Electrons in Graphene Flow Like a Frictionless Fluid, Defying a Century-Old Law of Physics

Scientists at the Indian Institute of Science (IISc) in Bengaluru and Japan's National Institute for Materials Science published findings on April 15, 2026 showing electrons in ultraclean graphene flowing like a nearly frictionless liquid. The work, reported by ScienceDaily and Nature, defies the century-old Wiedemann–Franz law that ties electrical conductivity to thermal conductivity in normal metals.

Working with graphene devices encapsulated in hexagonal boron nitride to remove disorder, the team tracked charge and heat transport near the "Dirac point" — a condition where graphene sits between metal and insulator and electrons stop behaving as individuals. There, the team measured a 200-fold deviation from the law: thermal conductivity rose dramatically while electrical conductivity stayed low.

“The work, reported by ScienceDaily and Nature, defies the century-old Wiedemann–Franz law that ties electrical conductivity to thermal conductivity in normal metals.”

The carriers form what physicists call a "Dirac fluid" — a collective, hydrodynamic flow with viscosity so low it approaches the limits of a perfect fluid. This mirrors the behavior of the quark–gluon plasma generated in CERN's particle accelerators, suggesting that a humble flake of graphene can serve as a tabletop laboratory for relativistic hydrodynamics.

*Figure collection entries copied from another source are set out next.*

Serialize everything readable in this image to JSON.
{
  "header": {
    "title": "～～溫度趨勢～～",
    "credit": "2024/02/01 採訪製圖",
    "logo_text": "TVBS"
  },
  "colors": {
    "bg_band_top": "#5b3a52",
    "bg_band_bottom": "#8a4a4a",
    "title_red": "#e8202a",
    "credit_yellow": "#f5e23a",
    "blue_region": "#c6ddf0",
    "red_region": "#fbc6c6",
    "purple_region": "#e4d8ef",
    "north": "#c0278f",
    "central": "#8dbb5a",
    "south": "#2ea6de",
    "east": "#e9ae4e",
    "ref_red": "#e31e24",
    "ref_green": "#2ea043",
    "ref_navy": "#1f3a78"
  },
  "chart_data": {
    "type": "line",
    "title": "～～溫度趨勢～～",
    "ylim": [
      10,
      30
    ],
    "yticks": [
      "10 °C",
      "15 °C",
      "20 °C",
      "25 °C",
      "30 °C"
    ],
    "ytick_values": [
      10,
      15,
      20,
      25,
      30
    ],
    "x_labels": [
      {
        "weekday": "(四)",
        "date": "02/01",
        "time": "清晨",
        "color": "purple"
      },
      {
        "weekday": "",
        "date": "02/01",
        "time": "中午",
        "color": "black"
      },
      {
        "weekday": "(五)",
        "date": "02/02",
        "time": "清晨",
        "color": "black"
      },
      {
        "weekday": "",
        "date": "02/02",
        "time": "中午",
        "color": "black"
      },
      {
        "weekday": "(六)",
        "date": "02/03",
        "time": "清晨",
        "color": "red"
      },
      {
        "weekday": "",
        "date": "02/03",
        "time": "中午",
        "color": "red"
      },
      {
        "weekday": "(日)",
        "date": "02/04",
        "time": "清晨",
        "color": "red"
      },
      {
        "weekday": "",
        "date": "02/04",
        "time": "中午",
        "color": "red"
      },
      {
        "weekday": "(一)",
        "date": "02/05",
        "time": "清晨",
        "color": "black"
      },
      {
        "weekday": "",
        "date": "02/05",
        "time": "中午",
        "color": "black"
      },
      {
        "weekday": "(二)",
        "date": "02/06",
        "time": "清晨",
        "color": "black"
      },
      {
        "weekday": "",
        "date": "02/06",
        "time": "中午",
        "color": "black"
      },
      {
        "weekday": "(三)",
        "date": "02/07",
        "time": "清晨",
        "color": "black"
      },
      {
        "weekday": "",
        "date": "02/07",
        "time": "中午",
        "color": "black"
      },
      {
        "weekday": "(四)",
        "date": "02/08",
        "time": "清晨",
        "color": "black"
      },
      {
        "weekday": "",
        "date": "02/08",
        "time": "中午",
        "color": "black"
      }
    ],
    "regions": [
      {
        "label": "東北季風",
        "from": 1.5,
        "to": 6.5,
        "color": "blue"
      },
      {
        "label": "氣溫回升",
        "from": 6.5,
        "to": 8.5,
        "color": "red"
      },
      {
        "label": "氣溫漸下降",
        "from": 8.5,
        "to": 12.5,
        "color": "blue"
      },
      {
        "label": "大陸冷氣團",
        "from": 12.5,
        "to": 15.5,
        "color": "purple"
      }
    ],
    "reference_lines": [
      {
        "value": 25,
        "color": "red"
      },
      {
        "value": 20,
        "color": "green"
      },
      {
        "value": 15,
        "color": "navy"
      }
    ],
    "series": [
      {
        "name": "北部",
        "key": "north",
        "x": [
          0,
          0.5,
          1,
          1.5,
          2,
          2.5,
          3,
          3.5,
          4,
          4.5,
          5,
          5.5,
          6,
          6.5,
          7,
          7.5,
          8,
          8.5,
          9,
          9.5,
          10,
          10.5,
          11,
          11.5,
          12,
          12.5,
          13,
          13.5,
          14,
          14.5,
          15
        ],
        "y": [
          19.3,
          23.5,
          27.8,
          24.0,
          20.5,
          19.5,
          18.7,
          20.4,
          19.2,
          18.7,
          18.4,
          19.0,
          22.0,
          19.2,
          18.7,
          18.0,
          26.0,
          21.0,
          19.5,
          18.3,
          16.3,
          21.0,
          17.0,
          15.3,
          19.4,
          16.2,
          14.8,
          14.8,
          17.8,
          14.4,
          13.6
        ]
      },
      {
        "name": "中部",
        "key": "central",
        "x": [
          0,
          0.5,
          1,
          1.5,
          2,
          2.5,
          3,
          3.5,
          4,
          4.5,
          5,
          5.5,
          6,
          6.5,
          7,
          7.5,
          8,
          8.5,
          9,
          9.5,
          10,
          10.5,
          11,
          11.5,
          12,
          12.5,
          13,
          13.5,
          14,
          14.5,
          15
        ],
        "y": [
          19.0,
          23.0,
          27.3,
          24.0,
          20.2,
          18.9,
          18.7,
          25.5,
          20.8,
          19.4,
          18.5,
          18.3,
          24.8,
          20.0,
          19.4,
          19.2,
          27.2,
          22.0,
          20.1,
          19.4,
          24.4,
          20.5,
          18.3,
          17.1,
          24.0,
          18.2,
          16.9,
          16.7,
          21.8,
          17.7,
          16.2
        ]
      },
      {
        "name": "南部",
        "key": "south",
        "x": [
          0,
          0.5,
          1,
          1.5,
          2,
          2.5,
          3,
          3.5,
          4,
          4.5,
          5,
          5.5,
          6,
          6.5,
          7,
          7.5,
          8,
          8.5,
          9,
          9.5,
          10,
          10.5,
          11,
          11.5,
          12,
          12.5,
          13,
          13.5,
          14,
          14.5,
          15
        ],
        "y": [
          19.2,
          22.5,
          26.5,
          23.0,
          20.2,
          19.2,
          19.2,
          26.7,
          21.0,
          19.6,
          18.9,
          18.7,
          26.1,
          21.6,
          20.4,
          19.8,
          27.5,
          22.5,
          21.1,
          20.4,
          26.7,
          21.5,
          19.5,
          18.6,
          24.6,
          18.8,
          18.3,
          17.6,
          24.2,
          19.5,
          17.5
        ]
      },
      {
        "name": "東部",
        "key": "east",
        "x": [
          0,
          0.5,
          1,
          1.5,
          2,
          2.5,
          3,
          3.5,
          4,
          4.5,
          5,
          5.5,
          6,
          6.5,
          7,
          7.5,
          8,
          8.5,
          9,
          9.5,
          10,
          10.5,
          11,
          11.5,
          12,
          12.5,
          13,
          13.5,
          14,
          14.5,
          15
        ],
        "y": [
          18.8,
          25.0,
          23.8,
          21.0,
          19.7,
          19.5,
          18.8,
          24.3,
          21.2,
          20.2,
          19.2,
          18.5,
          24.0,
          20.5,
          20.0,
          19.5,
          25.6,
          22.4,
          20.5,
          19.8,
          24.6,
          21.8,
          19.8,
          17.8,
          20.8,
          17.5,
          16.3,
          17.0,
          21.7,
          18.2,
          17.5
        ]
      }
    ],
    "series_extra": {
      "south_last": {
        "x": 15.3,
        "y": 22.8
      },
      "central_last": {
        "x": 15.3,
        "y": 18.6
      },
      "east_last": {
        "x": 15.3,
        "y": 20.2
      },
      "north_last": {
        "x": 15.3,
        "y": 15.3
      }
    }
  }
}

The result is more than a physics curiosity: hydrodynamic electron transport could inform a new class of low-loss devices and improve our understanding of strongly correlated quantum systems. The researchers caution that the effect requires extreme cleanliness and low temperatures, but the door is now open to engineering quantum materials that move energy in fundamentally new ways.